How does an incel feel about all of this concern—extended within the realm of ideas and intellectualism?
It’d be nice, Jack Peterson says, if he just had someone else to talk to about it.
“I like Jordan Peterson a lot,” he admits in a tone that sounds more upbeat than the rest of our conversation. “I was going to go see him with another incel but that guy ended up not being able to go. But I bought a VIP ticket so I get to meet him next week.”
In the wake of the Toronto attack, Peterson is unique in that unlike many in the incel community who have scrubbed their social or taken down their Wordpress blogs that chronicled their life, he decided to see what happened when he went on TV to talk about his life in this widely reviled community now most associated with mass murder.
The decision to do so was gutsy. Especially considering the against-the-agenda talking points he is now presenting in condemning misogyny and violence.
The reaction he has received from other incels has been negative. And the public certainly doesn’t like anyone who might be an incel.
It’s an unwinnable place to be for someone who might still have a chance of climbing out of the twisted, self-fulfilling prophecy gutter that such dangerous places can become for young men who don’t think they have anywhere else to go.

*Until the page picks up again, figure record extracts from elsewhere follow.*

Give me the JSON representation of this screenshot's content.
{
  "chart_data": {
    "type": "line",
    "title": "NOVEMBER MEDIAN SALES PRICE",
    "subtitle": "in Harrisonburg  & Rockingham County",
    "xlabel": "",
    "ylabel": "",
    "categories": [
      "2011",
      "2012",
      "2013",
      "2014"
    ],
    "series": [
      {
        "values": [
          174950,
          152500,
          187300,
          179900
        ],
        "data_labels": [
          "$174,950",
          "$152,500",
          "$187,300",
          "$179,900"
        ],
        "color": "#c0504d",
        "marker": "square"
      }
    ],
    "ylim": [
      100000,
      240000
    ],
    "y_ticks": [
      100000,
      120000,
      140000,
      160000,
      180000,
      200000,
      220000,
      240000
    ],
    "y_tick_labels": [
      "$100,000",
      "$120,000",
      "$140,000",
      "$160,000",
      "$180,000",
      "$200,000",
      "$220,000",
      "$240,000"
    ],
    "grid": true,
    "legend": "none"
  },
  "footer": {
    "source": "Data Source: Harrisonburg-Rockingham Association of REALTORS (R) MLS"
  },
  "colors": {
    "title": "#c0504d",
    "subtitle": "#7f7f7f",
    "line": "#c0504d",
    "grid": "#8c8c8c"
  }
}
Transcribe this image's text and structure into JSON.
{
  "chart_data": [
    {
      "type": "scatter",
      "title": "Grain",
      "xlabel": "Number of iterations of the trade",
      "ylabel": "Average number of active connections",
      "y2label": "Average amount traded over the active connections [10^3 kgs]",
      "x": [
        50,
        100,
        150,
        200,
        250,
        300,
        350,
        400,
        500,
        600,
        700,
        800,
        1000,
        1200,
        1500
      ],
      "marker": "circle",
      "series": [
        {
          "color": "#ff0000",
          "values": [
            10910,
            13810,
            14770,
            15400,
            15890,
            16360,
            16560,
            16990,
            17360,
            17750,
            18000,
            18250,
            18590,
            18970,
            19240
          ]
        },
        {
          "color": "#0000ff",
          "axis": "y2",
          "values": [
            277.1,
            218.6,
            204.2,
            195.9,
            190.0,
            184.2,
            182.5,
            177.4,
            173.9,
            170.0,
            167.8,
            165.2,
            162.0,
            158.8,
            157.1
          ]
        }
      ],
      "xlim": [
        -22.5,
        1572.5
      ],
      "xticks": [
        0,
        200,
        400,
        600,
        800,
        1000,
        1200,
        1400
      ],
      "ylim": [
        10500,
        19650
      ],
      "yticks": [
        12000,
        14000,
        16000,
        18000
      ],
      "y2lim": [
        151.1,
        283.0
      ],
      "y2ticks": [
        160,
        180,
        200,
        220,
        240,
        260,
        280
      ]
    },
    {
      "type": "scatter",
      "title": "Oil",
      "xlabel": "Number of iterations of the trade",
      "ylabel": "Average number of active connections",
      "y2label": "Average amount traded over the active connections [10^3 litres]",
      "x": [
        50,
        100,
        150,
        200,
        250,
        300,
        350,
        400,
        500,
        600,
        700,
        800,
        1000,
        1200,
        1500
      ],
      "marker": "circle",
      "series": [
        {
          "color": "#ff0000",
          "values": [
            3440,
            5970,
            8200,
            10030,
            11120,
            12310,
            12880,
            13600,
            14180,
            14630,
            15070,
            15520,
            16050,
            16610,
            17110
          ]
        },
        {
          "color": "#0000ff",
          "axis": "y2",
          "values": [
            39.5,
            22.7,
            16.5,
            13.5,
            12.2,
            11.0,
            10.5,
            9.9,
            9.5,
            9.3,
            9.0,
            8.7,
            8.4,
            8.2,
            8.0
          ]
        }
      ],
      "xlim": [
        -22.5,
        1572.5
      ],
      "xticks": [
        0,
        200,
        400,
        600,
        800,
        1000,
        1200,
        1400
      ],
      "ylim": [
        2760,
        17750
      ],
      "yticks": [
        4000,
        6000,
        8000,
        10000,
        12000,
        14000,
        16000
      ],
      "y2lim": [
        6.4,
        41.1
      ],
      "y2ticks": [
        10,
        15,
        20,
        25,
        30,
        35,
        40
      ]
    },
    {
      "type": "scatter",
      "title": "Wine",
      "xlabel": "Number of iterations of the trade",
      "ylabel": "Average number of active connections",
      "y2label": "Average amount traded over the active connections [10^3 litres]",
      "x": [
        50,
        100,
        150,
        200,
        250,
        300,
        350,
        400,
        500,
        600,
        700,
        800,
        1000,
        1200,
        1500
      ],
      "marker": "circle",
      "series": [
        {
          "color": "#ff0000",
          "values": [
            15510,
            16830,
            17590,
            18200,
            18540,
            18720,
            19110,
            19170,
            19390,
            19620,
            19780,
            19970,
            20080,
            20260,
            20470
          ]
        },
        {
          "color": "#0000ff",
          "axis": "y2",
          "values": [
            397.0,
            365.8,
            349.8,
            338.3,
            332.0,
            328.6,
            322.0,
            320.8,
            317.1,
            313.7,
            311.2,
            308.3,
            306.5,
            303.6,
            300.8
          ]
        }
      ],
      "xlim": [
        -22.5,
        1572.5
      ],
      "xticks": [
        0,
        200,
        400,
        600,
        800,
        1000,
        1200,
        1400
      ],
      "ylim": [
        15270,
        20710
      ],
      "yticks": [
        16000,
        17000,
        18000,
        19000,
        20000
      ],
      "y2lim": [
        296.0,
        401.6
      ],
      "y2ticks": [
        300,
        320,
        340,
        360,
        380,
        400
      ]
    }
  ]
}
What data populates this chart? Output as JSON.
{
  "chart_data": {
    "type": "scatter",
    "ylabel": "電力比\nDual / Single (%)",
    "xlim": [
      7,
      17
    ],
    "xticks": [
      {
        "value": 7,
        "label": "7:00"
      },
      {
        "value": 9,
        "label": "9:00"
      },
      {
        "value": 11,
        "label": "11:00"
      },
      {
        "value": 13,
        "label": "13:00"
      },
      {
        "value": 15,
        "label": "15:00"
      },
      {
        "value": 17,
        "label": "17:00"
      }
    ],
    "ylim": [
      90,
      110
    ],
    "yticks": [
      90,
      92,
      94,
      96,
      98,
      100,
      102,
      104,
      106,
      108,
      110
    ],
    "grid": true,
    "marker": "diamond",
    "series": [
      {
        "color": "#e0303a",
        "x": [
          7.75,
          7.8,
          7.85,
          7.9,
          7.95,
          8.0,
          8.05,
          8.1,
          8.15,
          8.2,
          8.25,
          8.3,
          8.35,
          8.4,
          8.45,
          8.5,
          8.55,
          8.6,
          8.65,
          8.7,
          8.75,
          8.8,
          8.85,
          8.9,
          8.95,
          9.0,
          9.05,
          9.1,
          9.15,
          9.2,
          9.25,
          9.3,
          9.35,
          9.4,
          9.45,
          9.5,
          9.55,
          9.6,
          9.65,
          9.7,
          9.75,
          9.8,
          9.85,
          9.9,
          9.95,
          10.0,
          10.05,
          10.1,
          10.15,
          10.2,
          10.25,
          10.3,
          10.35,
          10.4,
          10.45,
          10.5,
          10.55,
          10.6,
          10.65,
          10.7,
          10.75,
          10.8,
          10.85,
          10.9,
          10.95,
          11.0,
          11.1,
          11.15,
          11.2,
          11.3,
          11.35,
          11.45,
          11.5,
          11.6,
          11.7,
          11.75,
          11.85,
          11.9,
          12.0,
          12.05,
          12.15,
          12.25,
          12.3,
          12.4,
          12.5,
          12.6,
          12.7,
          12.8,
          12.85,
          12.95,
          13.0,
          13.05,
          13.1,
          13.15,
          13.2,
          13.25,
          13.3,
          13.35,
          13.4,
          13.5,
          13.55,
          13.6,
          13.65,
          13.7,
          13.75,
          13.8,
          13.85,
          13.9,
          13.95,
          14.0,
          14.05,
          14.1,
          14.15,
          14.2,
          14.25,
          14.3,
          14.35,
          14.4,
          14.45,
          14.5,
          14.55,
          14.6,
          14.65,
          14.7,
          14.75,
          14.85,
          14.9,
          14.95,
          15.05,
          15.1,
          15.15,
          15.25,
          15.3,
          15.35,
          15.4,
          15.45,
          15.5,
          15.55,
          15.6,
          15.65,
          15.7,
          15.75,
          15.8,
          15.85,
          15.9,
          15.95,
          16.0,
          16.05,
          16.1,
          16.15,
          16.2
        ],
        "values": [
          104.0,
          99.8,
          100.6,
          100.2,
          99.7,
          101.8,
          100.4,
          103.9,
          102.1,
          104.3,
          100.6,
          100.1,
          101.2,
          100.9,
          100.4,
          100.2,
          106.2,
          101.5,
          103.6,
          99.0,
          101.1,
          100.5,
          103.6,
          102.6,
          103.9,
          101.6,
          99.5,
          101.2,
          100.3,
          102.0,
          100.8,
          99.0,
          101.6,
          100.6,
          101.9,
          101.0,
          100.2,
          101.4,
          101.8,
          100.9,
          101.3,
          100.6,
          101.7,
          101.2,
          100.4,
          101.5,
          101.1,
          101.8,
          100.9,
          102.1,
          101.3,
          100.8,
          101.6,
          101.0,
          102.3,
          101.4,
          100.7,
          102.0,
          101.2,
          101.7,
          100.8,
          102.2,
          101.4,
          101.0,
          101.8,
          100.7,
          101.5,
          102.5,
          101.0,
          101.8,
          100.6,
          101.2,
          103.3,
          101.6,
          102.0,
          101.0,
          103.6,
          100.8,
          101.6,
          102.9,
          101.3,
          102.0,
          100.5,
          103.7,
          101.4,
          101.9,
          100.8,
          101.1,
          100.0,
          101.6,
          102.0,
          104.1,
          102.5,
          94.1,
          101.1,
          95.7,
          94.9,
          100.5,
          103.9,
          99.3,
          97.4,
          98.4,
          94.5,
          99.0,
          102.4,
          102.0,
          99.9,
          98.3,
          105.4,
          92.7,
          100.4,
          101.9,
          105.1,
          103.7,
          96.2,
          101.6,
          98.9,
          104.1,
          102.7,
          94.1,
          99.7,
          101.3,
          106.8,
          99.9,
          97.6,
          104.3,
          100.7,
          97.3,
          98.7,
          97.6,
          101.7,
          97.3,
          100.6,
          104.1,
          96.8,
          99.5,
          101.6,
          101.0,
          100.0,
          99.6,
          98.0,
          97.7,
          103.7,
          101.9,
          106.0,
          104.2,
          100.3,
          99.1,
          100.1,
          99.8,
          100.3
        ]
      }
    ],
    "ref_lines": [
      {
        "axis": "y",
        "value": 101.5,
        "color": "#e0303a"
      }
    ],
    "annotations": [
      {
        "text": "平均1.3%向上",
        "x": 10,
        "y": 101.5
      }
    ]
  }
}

But Peterson doesn’t regret doing the media and putting his face out there.
Instead, he speaks with an inverse of the perverted sadism of the Toronto attacker. It is a nihilism of potential that is in stark contrast to the nihilism of murderous revenge.
As he describes the decision, you can almost hear an epiphany clicking: When you don’t care… when you have nothing else to lose, it can be used for good or evil.
“I don’t know why I said yes to identifying myself as an incel,” he says, mulling it over. “I just felt like, you know… What do I have to lose?”
Of course, within the incel community itself, the answer is clear.
He could very well lose his status as an incel.
They called him all the predictable names. He was a cuck. He was a status-seeker. He was an opportunist. He was a number of slurs that are not fit to print. But for an incel, the worst insult he received of all was that he was a fake.
And, this being incel-world, the name he was called was targeted and precise.
You see, for incels, each man within the community self-identifies with how they qualify for their incel status. For instance, “mentalcels” achieve their status as a result of mental illness. A “braincel” is that way because of intelligence. A “truecel” has never had sex, a relationship, any kind of success at all.
Thus Peterson was called a “fakecel.” No, Peterson says, that’s wrong. He definitely still is an incel. He is a part of the group. Where then does he now belong?
Peterson is quiet as he considers the answer.
“I think something where… I can help people,” he says. “I like talking about the positive stuff more, even if it’s frowned upon.”
He considers a while longer.
“I don’t know,” he considers, “maybe I’m a hopecel.”